Jimmy Barnes' first chapter is headed I was a serial runner and is subtitled  On the way to Armidale, 1974. The first 32 pages are a picture of hippy Armidale in the mid 1970s.

I have previously mentioned the New England writer Shirley Walker. Recently. I was able to buy her memoir, Roundabout at Bangalow: an intimate chronicle which includes details of her life on the North Coast and in Armidale. It was Shirley's son, singer and song writer Don Walker, who brought Jimmy Barnes to Armidale when Don decided to do postgraduate studies at the University of New England.

The hippy connection linked to another of my recent purchases, Judy Cassab's Diaries. I first read the diaries because I was interested in Judy Cassab as a painter. There I found that son John had become involved in the counter-culture movement on the North Coast in its early days, so the diaries include references directly relevant to my historical interests. Here the social change that took place in the 1960s and 1970s is part of my story, personal as well as historical.
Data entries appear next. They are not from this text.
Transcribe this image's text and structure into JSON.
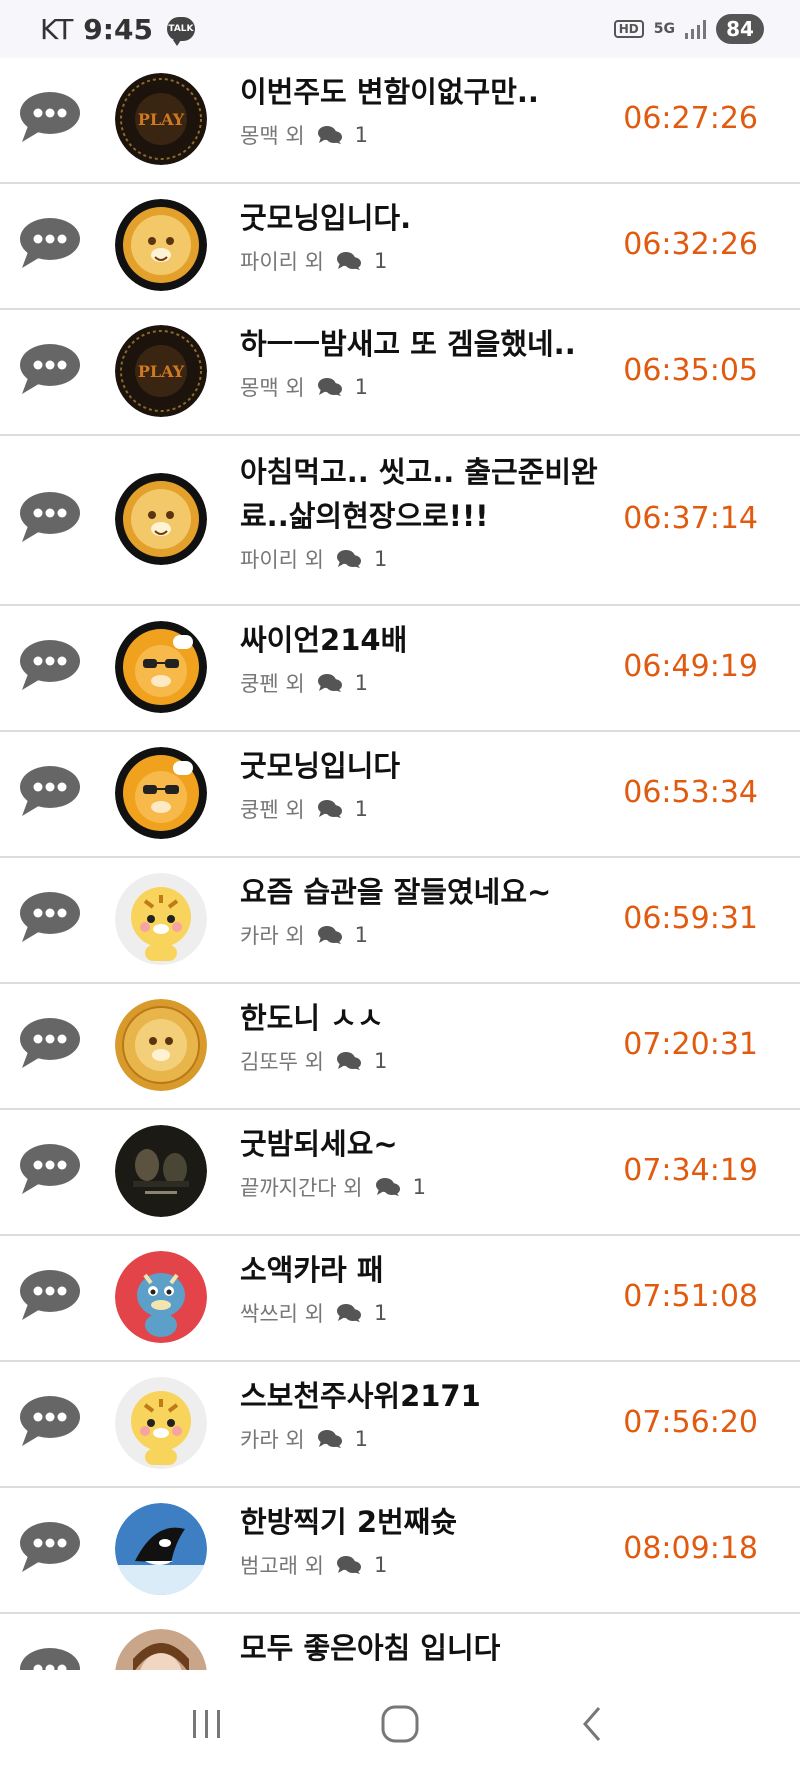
{
  "status_bar": {
    "carrier": "KT",
    "time": "9:45",
    "talk_badge": "TALK",
    "hd": "HD",
    "network": "5G",
    "battery": "84"
  },
  "colors": {
    "time_accent": "#e05a10",
    "icon_gray": "#666666",
    "divider": "#dcdcdc"
  },
  "posts": [
    {
      "title": "이번주도 변함이없구만..",
      "author": "몽맥 외",
      "comments": "1",
      "time": "06:27:26",
      "avatar": "play-logo"
    },
    {
      "title": "굿모닝입니다.",
      "author": "파이리 외",
      "comments": "1",
      "time": "06:32:26",
      "avatar": "tiger-gold"
    },
    {
      "title": "하ㅡㅡ밤새고 또 겜을했네..",
      "author": "몽맥 외",
      "comments": "1",
      "time": "06:35:05",
      "avatar": "play-logo"
    },
    {
      "title": "아침먹고.. 씻고.. 출근준비완료..삶의현장으로!!!",
      "author": "파이리 외",
      "comments": "1",
      "time": "06:37:14",
      "avatar": "tiger-gold"
    },
    {
      "title": "싸이언214배",
      "author": "쿵펜 외",
      "comments": "1",
      "time": "06:49:19",
      "avatar": "tiger-glasses"
    },
    {
      "title": "굿모닝입니다",
      "author": "쿵펜 외",
      "comments": "1",
      "time": "06:53:34",
      "avatar": "tiger-glasses"
    },
    {
      "title": "요즘 습관을 잘들였네요~",
      "author": "카라 외",
      "comments": "1",
      "time": "06:59:31",
      "avatar": "cute-tiger"
    },
    {
      "title": "한도니 ㅅㅅ",
      "author": "김또뚜 외",
      "comments": "1",
      "time": "07:20:31",
      "avatar": "tiger-coin"
    },
    {
      "title": "굿밤되세요~",
      "author": "끝까지간다 외",
      "comments": "1",
      "time": "07:34:19",
      "avatar": "movie-poster"
    },
    {
      "title": "소액카라 패",
      "author": "싹쓰리 외",
      "comments": "1",
      "time": "07:51:08",
      "avatar": "blue-dragon"
    },
    {
      "title": "스보천주사위2171",
      "author": "카라 외",
      "comments": "1",
      "time": "07:56:20",
      "avatar": "cute-tiger"
    },
    {
      "title": "한방찍기 2번째슛",
      "author": "범고래 외",
      "comments": "1",
      "time": "08:09:18",
      "avatar": "orca"
    },
    {
      "title": "모두 좋은아침 입니다",
      "author": "",
      "comments": "",
      "time": "",
      "avatar": "doll"
    }
  ],
  "nav": {
    "recent": "recent-apps-icon",
    "home": "home-icon",
    "back": "back-icon"
  }
}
The copy of the diaries  I was reading belonged to a friend. It's only in the last four week's that I have been able to acquire my own copy.

As so often happens, I drove back from Armidale with more to write about. On the way, I sat in the cafe cum general store and post office at Barrington and tried to gather my thoughts. So much to think about, so much to say. How was I too manage? I still don't have an answer!